Researchers Develop First Human Stem Cell-Derived Model of a Muscular Dystrophy
Genea Biocells has developed a human stem cell-based cellular model for a type of muscular dystrophy, known as facioscapulohumeral muscular dystrophy (FSHD), that may be a suitable tool for high-throughput screening and the development of therapeutic agents for the disease.
The model is described in the study “A Human Pluripotent Stem Cell Model of Facioscapulohumeral Muscular Dystrophy-Affected Skeletal Muscles,” published in the Stem Cells Translational Medicine journal.
FSDH is an inheritable disease characterized by a progressive weakness of the skeletal muscles, affecting about 1 in 8,000 people. Because the disease currently has no cure or treatments, new experimental models could greatly aid in understanding the molecular mechanisms underlying FSDH and in developing therapies to treat it.
Researchers from Genea Biocells and their collaborators developed a system that allowed them to differentiate human embryonic stem cells (hESCs), a renewable source, into mature skeletal muscle cells (SkMCs). Furthermore, when the investigators generated SkMCs from five FSHD-affected and four normal embryonic stem cell lines, they found that the FSHD-derived cells exhibited cellular and molecular defects that resembled those found in FSHD patients.
“Our study identifies a range of cellular pathways involved in FSHD pathology.

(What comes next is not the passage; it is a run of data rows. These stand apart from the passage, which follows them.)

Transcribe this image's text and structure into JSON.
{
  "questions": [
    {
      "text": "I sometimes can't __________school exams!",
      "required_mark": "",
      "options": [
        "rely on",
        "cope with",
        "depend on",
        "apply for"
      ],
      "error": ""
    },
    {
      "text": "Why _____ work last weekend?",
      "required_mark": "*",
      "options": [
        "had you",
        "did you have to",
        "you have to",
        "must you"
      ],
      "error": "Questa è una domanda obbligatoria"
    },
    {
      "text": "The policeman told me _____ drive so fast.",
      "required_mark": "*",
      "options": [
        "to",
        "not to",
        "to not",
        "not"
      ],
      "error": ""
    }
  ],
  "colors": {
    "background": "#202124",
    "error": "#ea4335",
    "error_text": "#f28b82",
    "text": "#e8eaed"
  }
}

Importantly, we have demonstrated those in the world’s first ‘disease-in-a-dish’ model of FSHD which is a highly consistent, reproducible and scalable resource that provides many advantages over invasive patient biopsies,” Dr. Uli Schmidt, Genea Biocells’ general manager and the project’s principal investigator, said in a press release.
The work has demonstrated disease-specific phenotypes in muscle cells derived from a renewable source of embryonic stem cells, the first stem cell-based cellular model for a muscular dystrophy, which may render it suitable for high-throughput screening and drug development.
“We believe that disease modeling using human stem cells inherently containing disease-inducing stimuli provides us with an invaluable edge throughout the drug development process. These cells are human, physiologically relevant and enable clinically relevant assay readouts for drug screening and further functional testing,” said Dr. Schmidt.